We are left with only one possible source of mains hum: electromagnetic waves radiated by current-carrying wires that induce voltages in all conducting objects, including metal furniture, human bodies, and the wires of our SCTs. These waves are 60-Hz radio waves. Their wavelength is 6,000 km. A loop of wire attached to our oscilloscope probe is so much smaller than the wavelength that whatever voltage the incoming 60-Hz wave induces in one side of the loop should be canceled by an opposite voltage induced on the other side of the loop. And indeed we observe no mains hum pick-up with a loop of wire on our table-top. When we connect the tips of our SCT leads together, we make a loop antenna out of the leads, so 60-Hz waves would induce no mains hum. And indeed this is the case: connected EEG electrodes result in no mains hum on our table top. If we lay the two leads down so they are touching along their entire length, and they terminate next to one another but without touching, the 60-Hz waves should induce almost the same voltage in the two leads, so we should pick up a minimum of mains hum. And this is indeed the case: we get the least mains hum when the leads are close together and the same length. If we separate the two leads so they go off in different directions, the 60-Hz waves should induce different voltages in the leads, and we will see a maximum of mains hum. This is also the case: we see >30 mV mains hum only if the leads are separated.

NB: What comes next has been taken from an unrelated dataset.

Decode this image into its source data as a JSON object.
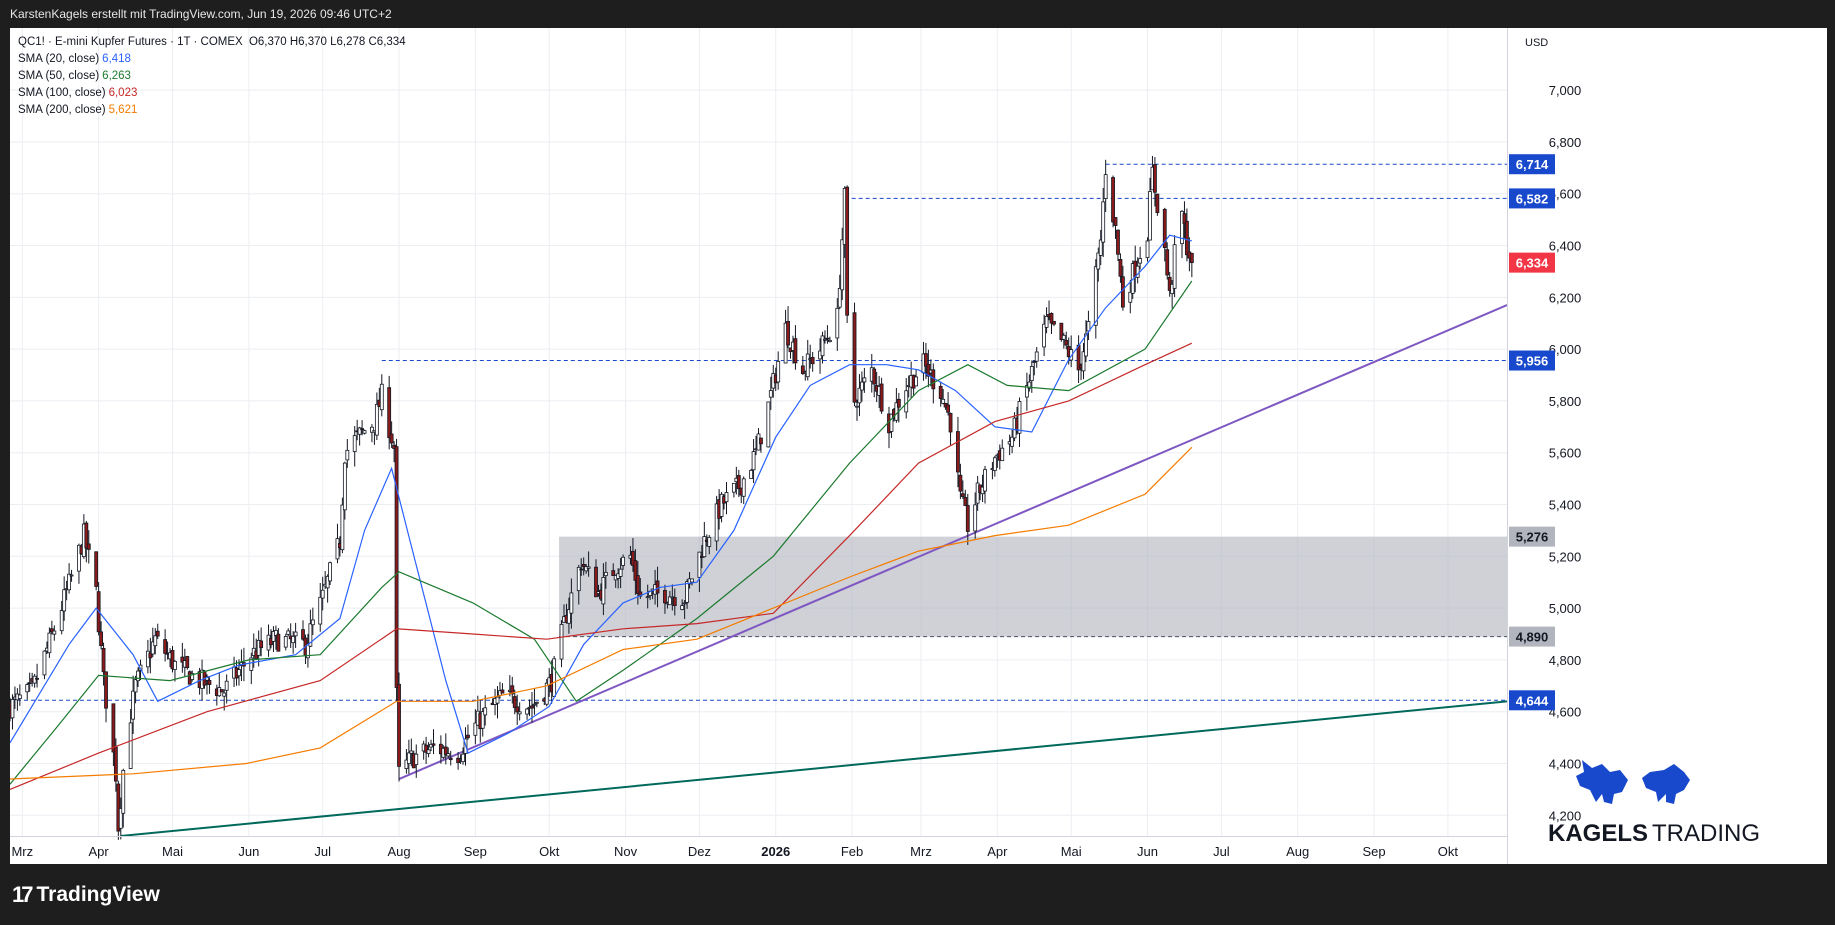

Another property of 60-Hz electromagnetic waves is that they will be far-reaching, their power diminishing as the square of the distance from the current-carrying wires. And indeed: we see mains hum in the middle of our laboratory, even if we clear away all nearby electrical cords. Mains-hum radio waves permeate every building supplied with AC power, and the immediate surroundings of these buildings.

The power radiated by a current-carrying AC wire increases with current, so we expect to see mains hum amplitude fluctuating during the day as current consumptino changes within our building. This is also the case: when we record mains hum continuously with our SCTs, the power fluctuates with a combination of one-day and seven-day cycles.

Mains hum is caused by 50-Hz or 60-Hz radio-waves transmitted by power lines. We can shield our instruments from them with a faraday enclosure, or by implanting our instrument entirely within the same conducting body.